Donn's Articles » Racing set for re-start

Racing set for re-start

There is depth to the document that Horse Racing Ireland have produced on the measures that have to be taken when racing in Ireland re-starts on 8th June.  Protocols for race meetings behind closed doors in the context of the Covid-19 pandemic, they’ve called it. 

There is the high-level stuff that you would expect, general hand hygiene and coughing etiquette and social distancing measures, as well as the racecourse’s responsibilities, the areas that need to be cleaned and disinfected prior to and during each race meeting, the weigh room, the stewards’ room, the medical room, the judge’s room.  And there is the detail, Perspex screens for the clerk of the scales, Perspex screens for valets, a one-way system in weigh rooms, a designated isolation room at every racecourse, starting stalls to be disinfected after each race, road quality spray paint (two colours) in the stables complex to mark social distancing bays.

Everything pared back.  No paying public, no caterers, no bookmakers, no Tote.  Only essential staff.  A jockey for each horse, as well as a groom and a trainer or his or her representative.  Only one representative.  If your presence is not essential, you are not allowed in.  Even the horses’ owners are not permitted to go to the races to see their horses race.

The pre-racing health checks are new.  Every person who falls into one of the ‘permitted’ categories and who is intending to go racing must fill in a detailed questionnaire two days before they go racing for the first time, and another shorter questionnaire the day before they go racing, every time they intend to go racing.

The health screening check-in is new too.  Once a person has filled in the questionnaires satisfactorily, they are issued with a barcode, which is checked at the entrance to the racecourse.  That’s Station 1.  Once that’s all in order, they move on to Station 2, temperature screening.  If they pass that, they are allowed entry and given a wristband, coloured to denote the areas to which they have access within the racecourse.

It may seem like the level of detail is over the top, 77 pages of detail, but it isn’t, according to Dr Jennifer Pugh, Senior Medical Officer with the Irish Horseracing Regulatory Board.  It was important to delve into the minutiae in order present the parameters within which racing could re-start safely, and the measures that needed to be adopted.

It is a two-pronged approach to safety.  Firstly, employ measures to ensure that the people who are going to the racecourse do not have Covid-19.  That’s the job of the questionnaires and the health screening.  Mitigate that risk.  And secondly, implement initiatives to ensure that nobody who leaves the racecourse at the end of the day fits the description of ‘close contact’ with anyone else who leaves the racecourse at the end of the day.

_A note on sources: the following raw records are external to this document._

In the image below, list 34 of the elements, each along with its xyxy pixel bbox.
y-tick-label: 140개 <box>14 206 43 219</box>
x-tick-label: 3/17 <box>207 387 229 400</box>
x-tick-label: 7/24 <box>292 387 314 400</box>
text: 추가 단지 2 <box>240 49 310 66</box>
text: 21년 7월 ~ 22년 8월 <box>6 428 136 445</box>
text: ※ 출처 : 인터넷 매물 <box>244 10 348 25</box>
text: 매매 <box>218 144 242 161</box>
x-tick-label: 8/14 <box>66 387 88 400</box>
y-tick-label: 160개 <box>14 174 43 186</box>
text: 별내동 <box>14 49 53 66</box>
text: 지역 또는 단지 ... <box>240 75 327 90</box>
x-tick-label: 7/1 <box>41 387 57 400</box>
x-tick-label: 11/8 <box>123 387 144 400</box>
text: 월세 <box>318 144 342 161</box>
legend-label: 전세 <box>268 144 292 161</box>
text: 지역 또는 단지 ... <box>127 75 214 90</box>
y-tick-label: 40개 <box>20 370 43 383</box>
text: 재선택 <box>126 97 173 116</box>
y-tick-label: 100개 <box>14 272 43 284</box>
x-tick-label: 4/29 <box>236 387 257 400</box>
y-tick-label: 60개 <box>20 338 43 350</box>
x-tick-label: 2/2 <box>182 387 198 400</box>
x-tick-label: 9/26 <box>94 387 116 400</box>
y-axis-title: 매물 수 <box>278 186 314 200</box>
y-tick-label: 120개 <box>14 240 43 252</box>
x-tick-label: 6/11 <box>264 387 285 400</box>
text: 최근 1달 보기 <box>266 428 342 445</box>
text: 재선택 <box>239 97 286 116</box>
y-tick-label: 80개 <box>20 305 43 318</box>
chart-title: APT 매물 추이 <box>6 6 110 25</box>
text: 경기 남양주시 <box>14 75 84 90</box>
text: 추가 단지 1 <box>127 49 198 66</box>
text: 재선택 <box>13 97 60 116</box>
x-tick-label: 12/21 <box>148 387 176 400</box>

“We learned an awful lot from the 10 meetings that we staged behind closed doors back in March,” says Dr Pugh.  “We learned what worked well, what didn’t work so well, where the pinch points were.  There are lots of differences between the procedures then and the procedures that we have in place now.  We didn’t have health screening then, for example, and that is a hugely important part of the protocols that we have in place now.  Measures to ensure that the people who are going to the races are healthy.”

In common with just about every other industry in the country, the racing and breeding industries are suffering during the pandemic.  For an industry that directly or indirectly employs an estimated 29,000 people, racing is the shop window, the foundation on which the industry is built.  Trainers, jockeys, breeders, farriers, stud farms, bookmakers, pinhookers, stable staff, they are all dependent on horse racing.  Stop racing and you turn off the valve.

As a sport, racing is lucky in that it is a non-contact sport in which social distancing can largely be maintained.  There are no scrums, no shoulders, no tackles.  It is an outdoor pursuit that takes place on wide open spaces.  And racehorses have continued to train during closure, so riders and trainers and staff are used to abiding by the rules of social distancing in the workplace. 

France is back racing, Germany is back racing, Hong Kong never stopped racing.  It is imperative that racing in Ireland proves now that it can operate effectively and safely within the protocols.

“We need 100% commitment from all stakeholders,’ says Dr Pugh.  “Everyone needs to be honest, everyone needs to do what they are being asked to do.  But I don’t anticipate any problems with that.  Everybody knows how important it is.  The government has given us a chance, it’s a privilege that we will be back racing.  We have one shot at this and we need to make it work.”